US Slowly Loses Fight to Isolate Regime Over Rights Abuses
WASHINGTON
IN the battle for global acceptance, Burma appears to be winning a war of attrition.
The government has been adept at moving from its pariah status of six years ago, when it brutally repressed pro-democracy protests, to a country gaining recognition from its harshest critic, the United States.
The US led the West and many other nations to cut economic and political ties to Burma in hopes of forcing reform. But slowly, the effort crumpled as Asian nations put trade with resource-rich Burma ahead of human rights. The West, meanwhile, tried to hold firm.

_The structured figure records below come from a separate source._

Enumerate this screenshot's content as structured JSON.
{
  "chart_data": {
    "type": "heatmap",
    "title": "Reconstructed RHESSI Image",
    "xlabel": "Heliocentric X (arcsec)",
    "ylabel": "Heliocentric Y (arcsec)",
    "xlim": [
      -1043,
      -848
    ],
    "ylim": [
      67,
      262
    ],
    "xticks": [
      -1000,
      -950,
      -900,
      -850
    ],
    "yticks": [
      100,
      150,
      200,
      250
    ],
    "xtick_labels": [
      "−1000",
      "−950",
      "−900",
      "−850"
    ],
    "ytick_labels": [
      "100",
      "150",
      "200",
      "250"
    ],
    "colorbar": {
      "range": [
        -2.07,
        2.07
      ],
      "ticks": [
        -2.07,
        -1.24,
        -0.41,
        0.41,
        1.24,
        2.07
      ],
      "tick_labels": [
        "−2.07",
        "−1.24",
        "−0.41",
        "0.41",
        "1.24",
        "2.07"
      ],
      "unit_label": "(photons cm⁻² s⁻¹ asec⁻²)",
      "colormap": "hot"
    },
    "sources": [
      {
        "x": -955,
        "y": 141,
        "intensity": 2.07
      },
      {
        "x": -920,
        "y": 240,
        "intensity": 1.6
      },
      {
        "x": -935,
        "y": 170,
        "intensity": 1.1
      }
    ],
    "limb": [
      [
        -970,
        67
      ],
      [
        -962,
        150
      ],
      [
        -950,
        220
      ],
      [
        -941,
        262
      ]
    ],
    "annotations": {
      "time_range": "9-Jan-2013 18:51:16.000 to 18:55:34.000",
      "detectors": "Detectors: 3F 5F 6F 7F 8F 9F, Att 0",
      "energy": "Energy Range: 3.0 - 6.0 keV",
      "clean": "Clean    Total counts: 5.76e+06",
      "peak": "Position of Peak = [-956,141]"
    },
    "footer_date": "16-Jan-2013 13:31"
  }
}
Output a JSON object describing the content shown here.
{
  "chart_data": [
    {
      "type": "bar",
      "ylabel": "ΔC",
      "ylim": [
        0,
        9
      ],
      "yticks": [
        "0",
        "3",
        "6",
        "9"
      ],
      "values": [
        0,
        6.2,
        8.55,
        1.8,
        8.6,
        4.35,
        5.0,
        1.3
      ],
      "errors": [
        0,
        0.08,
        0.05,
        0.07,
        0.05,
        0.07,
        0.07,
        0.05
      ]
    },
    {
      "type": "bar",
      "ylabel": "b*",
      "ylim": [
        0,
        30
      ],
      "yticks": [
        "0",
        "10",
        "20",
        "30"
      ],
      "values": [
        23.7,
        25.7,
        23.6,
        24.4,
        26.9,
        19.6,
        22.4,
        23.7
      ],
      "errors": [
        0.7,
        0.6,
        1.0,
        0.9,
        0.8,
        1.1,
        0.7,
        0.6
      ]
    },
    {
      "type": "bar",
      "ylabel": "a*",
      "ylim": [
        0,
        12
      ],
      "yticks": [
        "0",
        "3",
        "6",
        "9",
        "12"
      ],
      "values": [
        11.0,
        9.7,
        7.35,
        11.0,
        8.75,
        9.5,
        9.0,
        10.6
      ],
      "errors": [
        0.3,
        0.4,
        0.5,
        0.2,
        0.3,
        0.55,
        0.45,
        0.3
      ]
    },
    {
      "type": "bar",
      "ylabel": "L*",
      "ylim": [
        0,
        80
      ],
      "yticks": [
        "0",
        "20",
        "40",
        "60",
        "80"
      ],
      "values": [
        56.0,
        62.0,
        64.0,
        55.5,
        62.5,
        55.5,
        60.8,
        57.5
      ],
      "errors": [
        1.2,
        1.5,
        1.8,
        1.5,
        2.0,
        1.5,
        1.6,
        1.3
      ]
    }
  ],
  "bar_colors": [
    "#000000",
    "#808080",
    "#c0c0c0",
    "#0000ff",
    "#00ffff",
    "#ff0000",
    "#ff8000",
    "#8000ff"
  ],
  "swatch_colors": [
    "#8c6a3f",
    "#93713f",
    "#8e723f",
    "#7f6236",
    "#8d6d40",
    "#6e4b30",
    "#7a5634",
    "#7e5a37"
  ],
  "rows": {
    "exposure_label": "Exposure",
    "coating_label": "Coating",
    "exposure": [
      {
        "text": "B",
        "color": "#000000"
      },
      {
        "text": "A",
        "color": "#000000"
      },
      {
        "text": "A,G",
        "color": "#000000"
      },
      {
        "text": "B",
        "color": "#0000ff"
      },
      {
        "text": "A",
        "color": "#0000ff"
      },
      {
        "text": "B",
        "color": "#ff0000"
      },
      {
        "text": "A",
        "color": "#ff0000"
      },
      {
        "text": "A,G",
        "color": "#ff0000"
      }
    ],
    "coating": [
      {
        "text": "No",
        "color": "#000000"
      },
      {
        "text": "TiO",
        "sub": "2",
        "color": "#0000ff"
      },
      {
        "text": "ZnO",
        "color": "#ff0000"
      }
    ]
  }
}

When more savvy generals took over the ruling body, the State Law and Order Restoration Council (SLORC), in 1992 and released some political prisoners, one European country after another started dealing with Burma. ``The US felt left out in the cold ... [it] felt it was in an untenable position,'' says Michael Jendrzejczyk, Washington director of Human Rights Watch/Asia.
SLORC appeared to be responding to this softer approach, some believe. Twice since September, two SLORC leaders met with Aung San Suu Kyi, Burma's leading dissident who had been under house arrest since 1989.
So, last November, when US Assistant Secretary of State Thomas Hubbard arrived to conduct meetings with SLORC, observers watched for a softening in US policy. Mr. Hubbard's message was that there were ``two visions of the future relationship'' between Burma and the US - a dark one if Burma did not make progress in human rights, democratization, and narcotics control, and a brighter one if it did. But the final impression, says one Burma activist in Rangoon, ``was that all the emphasis was on the carrots and not the sticks.''
Critics wonder why the US has failed to support Burma's democracy movement with the same vigor it showed in Haiti and in the Philippines. The reason, one administration official notes, is that the US has few interests in the Asian nation. Unlike the Philippines, there is no prior US involvement, and unlike nearby Haiti, events in a country halfway around the world present no threat to US security. And economically, Burma is a faint blip on the US radar screen: Only a few companies have opened operations there.
The most pressing US interest lies in controlling the nearly 70 percent of world opium and heroin that comes out of Burma. A struggle within the US government persists over whether to continue isolating SLORC or work with it in curbing drug production. With SLORC meeting with Ms. Suu Kyi, those who want to work with the generals are finding it easier to make a case.